Let us check how fast the numerical result converges to the right answer:

err_array = np.abs(2 - np.array(sum_array))    # absolute deviation from the right answer

plt.figure()
plt.plot(N_array, err_array)
plt.xscale('log')
plt.yscale('log')
plt.xlabel('N')
plt.ylabel('error')
plt.show()
../_images/numerical-integration_18_0.png

This figure shows that the numerical result converges to the right answer quadratically, i.e., error \(\propto N^{-2}\).

Integration using Monte Carlo#

An alternative, perhaps amusing, method for doing the integral is to use the “Monte Carlo” method. Monte Carlo generally refers to numerical methods that rely on using (pseudo)random numbers. In our case, we will generate random numbers to help us estimate the area under the curve.

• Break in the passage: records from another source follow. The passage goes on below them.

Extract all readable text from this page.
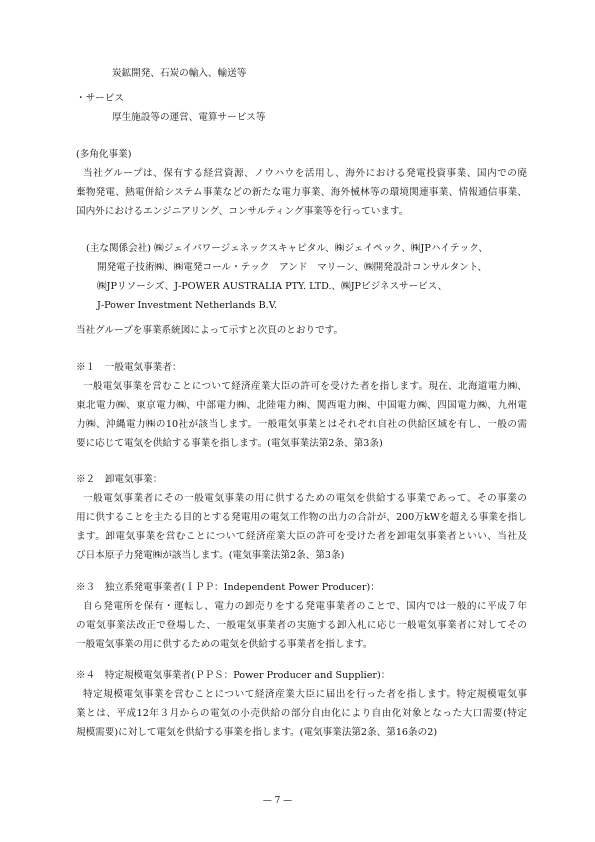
炭鉱開発、石炭の輸入、輸送等
・サービス
厚生施設等の運営、電算サービス等
(多角化事業)
当社グループは、保有する経営資源、ノウハウを活用し、海外における発電投資事業、国内での廃
棄物発電、熱電併給システム事業などの新たな電力事業、海外械林等の環境関連事業、情報通信事業、
国内外におけるエンジニアリング、コンサルティング事業等を行っています。
(主な関係会社) ㈱ジェイパワージェネックスキャピタル、㈱ジェイペック、㈱JPハイテック、
開発電子技術㈱、㈱電発コール・テック　アンド　マリーン、㈱開発設計コンサルタント、
㈱JPリソーシズ、J-POWER AUSTRALIA PTY. LTD.、㈱JPビジネスサービス、
J-Power Investment Netherlands B.V.
当社グループを事業系統図によって示すと次頁のとおりです。
※１　一般電気事業者：
一般電気事業を営むことについて経済産業大臣の許可を受けた者を指します。現在、北海道電力㈱、
東北電力㈱、東京電力㈱、中部電力㈱、北陸電力㈱、関西電力㈱、中国電力㈱、四国電力㈱、九州電
力㈱、沖縄電力㈱の10社が該当します。一般電気事業とはそれぞれ自社の供給区域を有し、一般の需
要に応じて電気を供給する事業を指します。(電気事業法第2条、第3条)
※２　卸電気事業：
一般電気事業者にその一般電気事業の用に供するための電気を供給する事業であって、その事業の
用に供することを主たる目的とする発電用の電気工作物の出力の合計が、200万kWを超える事業を指し
ます。卸電気事業を営むことについて経済産業大臣の許可を受けた者を卸電気事業者といい、当社及
び日本原子力発電㈱が該当します。(電気事業法第2条、第3条)
※３　独立系発電事業者(ＩＰＰ：Independent Power Producer)：
自ら発電所を保有・運転し、電力の卸売りをする発電事業者のことで、国内では一般的に平成７年
の電気事業法改正で登場した、一般電気事業者の実施する卸入札に応じ一般電気事業者に対してその
一般電気事業の用に供するための電気を供給する事業者を指します。
※４　特定規模電気事業者(ＰＰＳ：Power Producer and Supplier)：
特定規模電気事業を営むことについて経済産業大臣に届出を行った者を指します。特定規模電気事
業とは、平成12年３月からの電気の小売供給の部分自由化により自由化対象となった大口需要(特定
規模需要)に対して電気を供給する事業を指します。(電気事業法第2条、第16条の2)
— 7 —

The idea is to look at a box that contains the curve, such as one bounded by \(x = 0, \pi\) and \(y = 0, 1\). Our goal is to estimate the fraction of area inside the box that is under the curve. Since we know the total area of the box, \(A = \pi\), by evaluating the fraction, we will be able to find the area under the curve. Now the trick is to estimate this fraction using random numbers. Basically, we will toss random points inside the box and count how many happen to lie below the curve.

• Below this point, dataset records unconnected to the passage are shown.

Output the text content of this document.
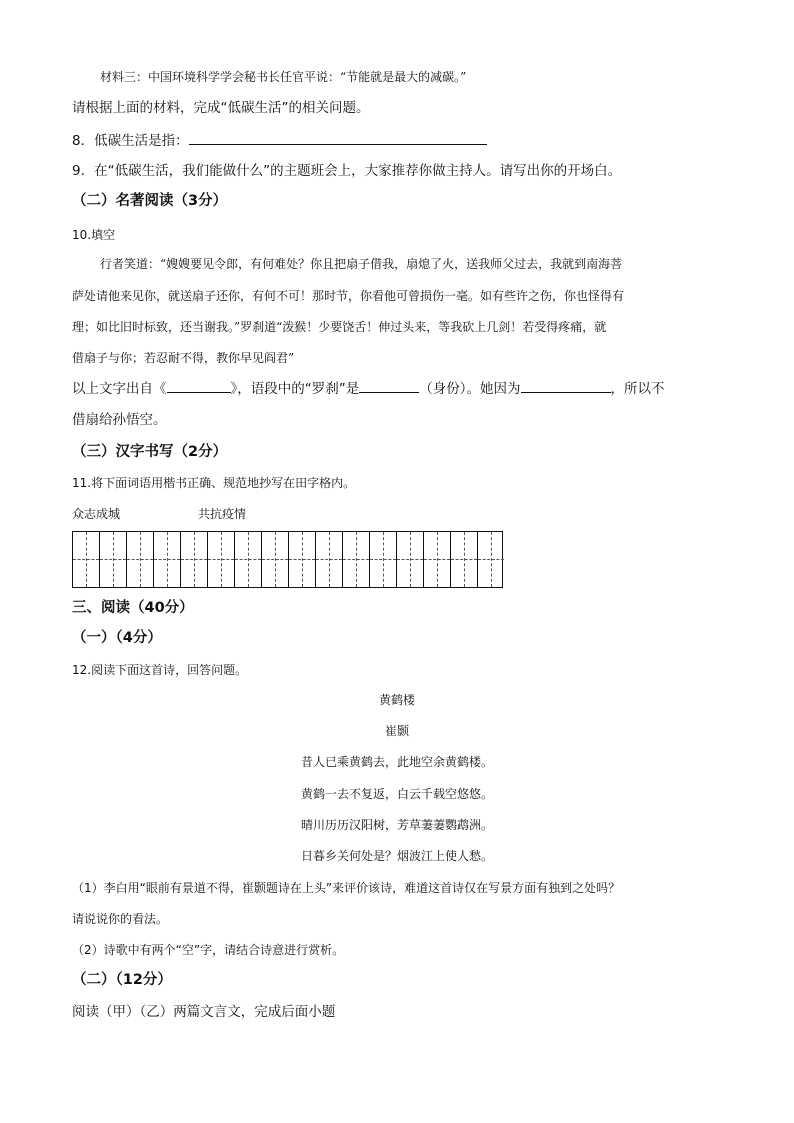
材料三：中国环境科学学会秘书长任官平说：“节能就是最大的减碳。”
请根据上面的材料，完成“低碳生活”的相关问题。
8．低碳生活是指：
9．在“低碳生活，我们能做什么”的主题班会上，大家推荐你做主持人。请写出你的开场白。
（二）名著阅读（3分）
10.填空
行者笑道：“嫂嫂要见令郎，有何难处？你且把扇子借我，扇熄了火，送我师父过去，我就到南海菩
萨处请他来见你，就送扇子还你，有何不可！那时节，你看他可曾损伤一毫。如有些许之伤，你也怪得有
理；如比旧时标致，还当谢我。”罗刹道“泼猴！少要饶舌！伸过头来，等我砍上几剑！若受得疼痛，就
借扇子与你；若忍耐不得，教你早见阎君”
以上文字出自《	》，语段中的“罗刹”是	（身份）。她因为	，所以不
借扇给孙悟空。
（三）汉字书写（2分）
11.将下面词语用楷书正确、规范地抄写在田字格内。
众志成城	共抗疫情
三、阅读（40分）
（一）（4分）
12.阅读下面这首诗，回答问题。
黄鹤楼
崔颢
昔人已乘黄鹤去，此地空余黄鹤楼。
黄鹤一去不复返，白云千载空悠悠。
晴川历历汉阳树，芳草萋萋鹦鹉洲。
日暮乡关何处是？烟波江上使人愁。
（1）李白用“眼前有景道不得，崔颢题诗在上头”来评价该诗，难道这首诗仅在写景方面有独到之处吗？
请说说你的看法。
（2）诗歌中有两个“空”字，请结合诗意进行赏析。
（二）（12分）
阅读（甲）（乙）两篇文言文，完成后面小题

R = 1000    # number of random points

y_coord = np.random.rand(R)    # y coordinates uniformly sampled between 0 and 1
x_coord = np.random.rand(R) * np.pi    # x coordinates uniformly sampled between 0 and pi

plt.figure()
plt.plot(x_array, f_array)    # plotting the curve
plt.plot(x_coord, y_coord, 'x')    # plotting the random points
plt.xlim(0, np.pi)
plt.ylim(0, 1)
plt.xlabel('x')
plt.ylabel('y')
plt.show()
../_images/numerical-integration_21_0.png
below_curve = (y_coord < func(x_coord))    # binary array, 1 for True (below curve) and 0 for False (above curve)
count_below = np.sum(below_curve)    # count the number of points below the curve
print(f'number of points below the curve = {count_below}')
number of points below the curve = 650
fraction = count_below / R    # fraction of points below the curve
MonteCarlo_area = np.pi * fraction    # estimated area below the curve
print(f'Area under curve = {MonteCarlo_area}')
Area under curve = 2.0420352248333655

We may improve the precision by increasing the number of random points, R. Let us again define a function to carry out the steps above, with the number R as a parameter:

def estimate_by_R_points(R):
    """
    Define a python function to do the integral using R random points.
    Input:
    R: int, number of random points.
    Output:
    MonteCarlo_area: float, value of integral as given by Monte Carlo method.
    """
    y_coord = np.random.rand(R)
    x_coord = np.random.rand(R) * np.pi
    below_curve = (y_coord < func(x_coord))
    count_below = np.sum(below_curve)
    fraction = count_below / R
    MonteCarlo_area = np.pi * fraction
    return MonteCarlo_area

Let us plot the result with respect to the number R. Since each time we run the function, there will be a different realization of the random points, we should take an average over multiple trials for each R. We will also estimate the error of the estimation by calculating the standard error among the trials.

R_array = [100, 400, 1000, 4000, 10000, 40000, 100000]    # try these R values
est_array = []    # list of estimates
se_array = []    # list of standard errors

trial = 100
for R in R_array:
    res = []
    for t in range(trial):    # for each R, repeat the calculation `trial` times
        mc = estimate_by_R_points(R)
        res.append(mc)    # collect results from the trials in the list `res`
    res_mean = np.mean(res)    # calculate the mean of the trials
    res_se = np.std(res) / np.sqrt(trial)    # standard error = standard deviation / sqrt(#data-points)
    est_array.append(res_mean)
    se_array.append(res_se)
plt.figure()
plt.errorbar(R_array, est_array, yerr=se_array)    # make plot with errorbars
plt.axhline(2, color='k')    # draw horizontal line
plt.xscale('log')
plt.xlabel('R')
plt.ylabel('Monte Carlo area')
plt.show()
../_images/numerical-integration_28_0.png

Now we can see how the error scales with the number of random points:

plt.figure()
plt.plot(R_array, se_array)
plt.xscale('log')
plt.yscale('log')
plt.xlabel('R')
plt.ylabel('standard error')
plt.show()
../_images/numerical-integration_30_0.png

This figure shows that our result converges again quadratically, i.e., error \(\propto R^{-2}\).